Я не могла с ней согласиться.
— Это не смешно, мам. Это страшно.
— Ксюш, дочка, — подобрала ноги под себя, когда мама присела рядом на диван и мягко обняла за плечи, положив мою голову себе на грудь. Как в детстве. — Я все понимаю. Я представляю, как тебе плохо. Но Марат на самом деле тебя любит, он тоже страдает и не находит себе места. Я же его видела, поверь материным глазам.
— Мне Маша об этом рассказала.
— О чем?
— Маша их видела в аэропорте, — потерянно прошептала я и обхватила колени, прижав к груди. — Она сказала, что видела, как они целовались.
Мама в первые секунды растерялась, не знала, что ответить, но потом все-таки задала вопрос:
— А Марат что сказал?
— Что это единственный раз, когда он растерялся, а Сашка его подловила.
— Значит так и есть, — в голосе матери слышалась священная убежденность. — И по чести сказать, милая, я не удивлюсь, если твоя Маша все о-о-очень сильно преувеличила.
— Зачем ей это нужно?
— Ой, перестань, дочь. Машка всю жизнь только и занималась тем, что тебе завидовала. Она мне никогда не нравилась, если честно.

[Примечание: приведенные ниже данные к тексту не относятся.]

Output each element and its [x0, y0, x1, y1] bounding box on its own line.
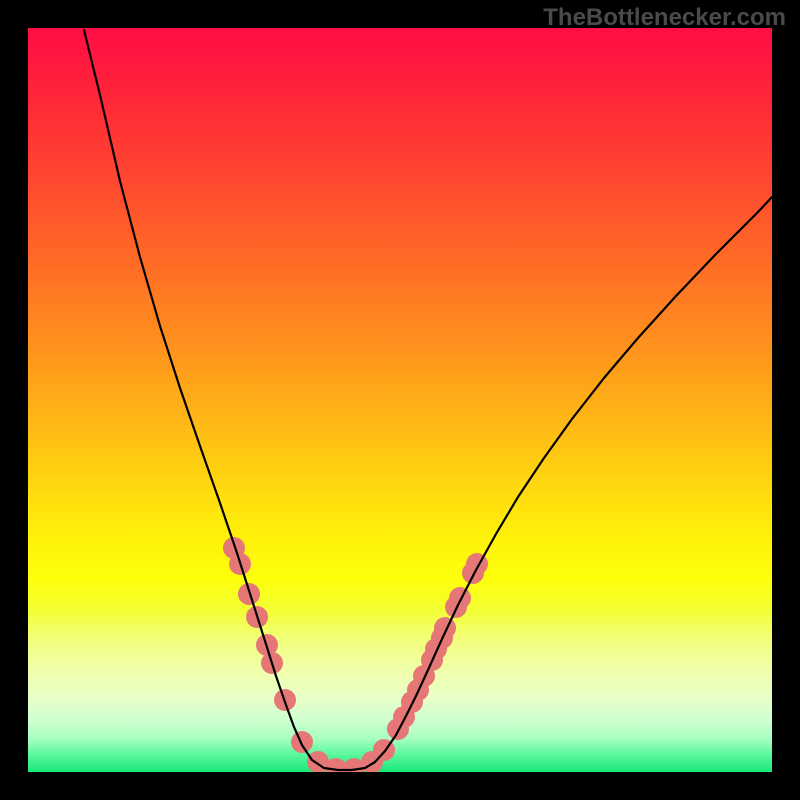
data-marker [291, 731, 313, 753]
data-marker [434, 617, 456, 639]
chart-container: TheBottlenecker.com [0, 0, 800, 800]
data-marker [449, 587, 471, 609]
watermark-text: TheBottlenecker.com [543, 4, 786, 32]
plot-area-gradient [28, 28, 772, 772]
bottleneck-chart [0, 0, 800, 800]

Маша тоже пыталась встретиться со мной, приезжала домой к родителям, настойчиво стучала, не собираясь отступать, и прорывалась внутрь. Я, как всегда, апатично лежала в комнате, пряталась под одеялом и не хотела никого видеть, поэтому открывала дверь и объяснялась мама. Подругу она не пустила. Последний наш разговор с ней состоялся спустя два дня. По телефону. Я на автомате подняла трубку и выдала слабое "алло", не особо вникая в то, кто звонит и зачем.

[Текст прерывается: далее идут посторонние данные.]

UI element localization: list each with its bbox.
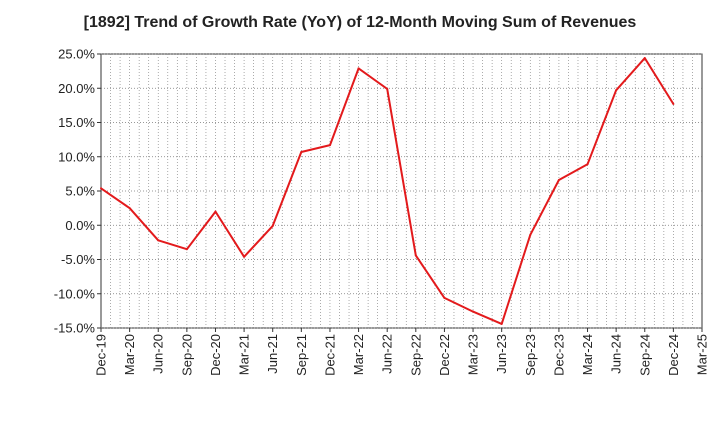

— Ну привет, — с претензией начала Маша. Специально тянула слоги, обливая меня недовольством и неприязнью. — Не хочешь ничего сказать?
— Что?
— Я к тебе приезжала позавчера вообще-то.
— Прости, но мне не хочется никого видеть.
— Понятно. От мужа ушла?
— Ушла.
В ее голосе мне почудилось скрытое злорадство и темная радость. Стало неприятно, как будто вываляли в чем-то.
— Разводиться будете?
— Тебе зачем?
— Что зачем? — растерялась Маша. — Мне интересно. Я ведь волнуюсь за тебя.

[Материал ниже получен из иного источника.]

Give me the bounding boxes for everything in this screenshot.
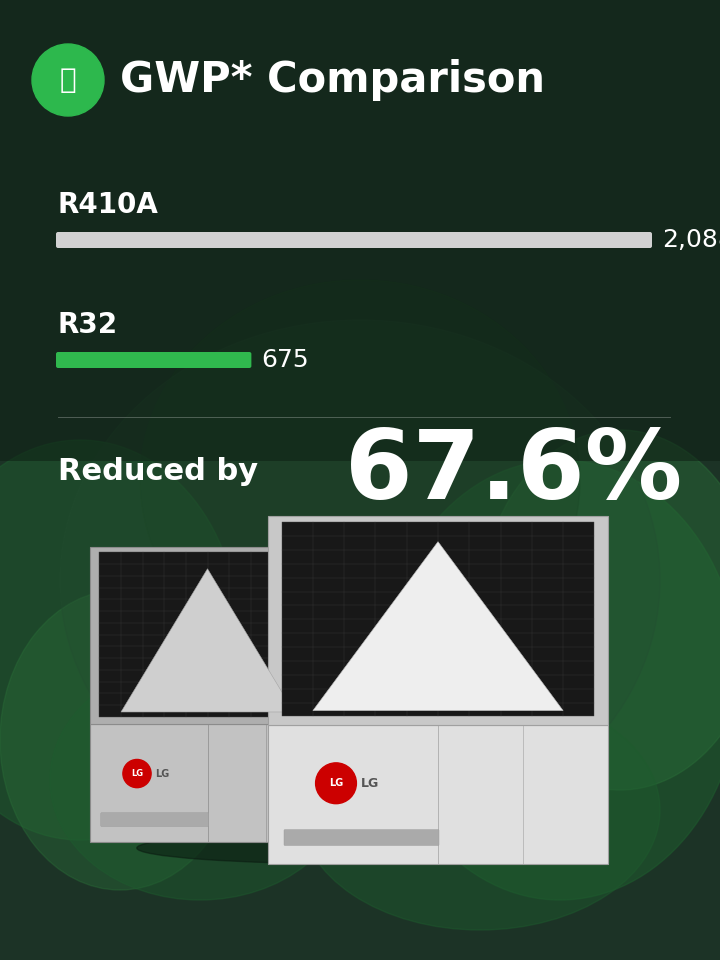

Интересно. Смотреть, как от моей жизни остаются одни развалины, ей интересно. Стало до слез обидно и больно. Мы ведь столько лет дружили, а Маше оказалось "интересно". Неужели мама права?
-Не надо. Я в порядке.
— Давай приеду завтра. Поболтаем.
— Нет, — твердо отказалась, не давая бывшей подруге раскрыть рта. — Нет, Маша. Я не хочу ни с кем встречаться. Прощай!
А потом Саша умерла. Как-то неожиданно и нелепо. Мы с матерью сидели в гостиной, пили шоколад и бездумно щелкали каналами и чисто случайно задержались на новостях, хотя обычно не смотрели ничего, тем более криминальную хронику. Но стоило услышать Сашкино имя, как внутри что-то сжалось и с визгом оборвалось.
Я не была дома достаточно долго, не имела ни сил, ни желания туда приезжать и чувствовать, как там безраздельно властвует другая женщина, чье лицо проглядывается в самых незначительных деталях. Но я собралась за считанные минуты и рванула домой, не обращая внимания на подрагивающие руки. Мне не доводилось находиться так близко со смертью. У меня никто никогда не умирал, и даже пусть у нас с Сашей произошла такая ситуация, я знала ее много лет, жила с ней в одном доме и тесно общалась. Такая близкая смерть страшила.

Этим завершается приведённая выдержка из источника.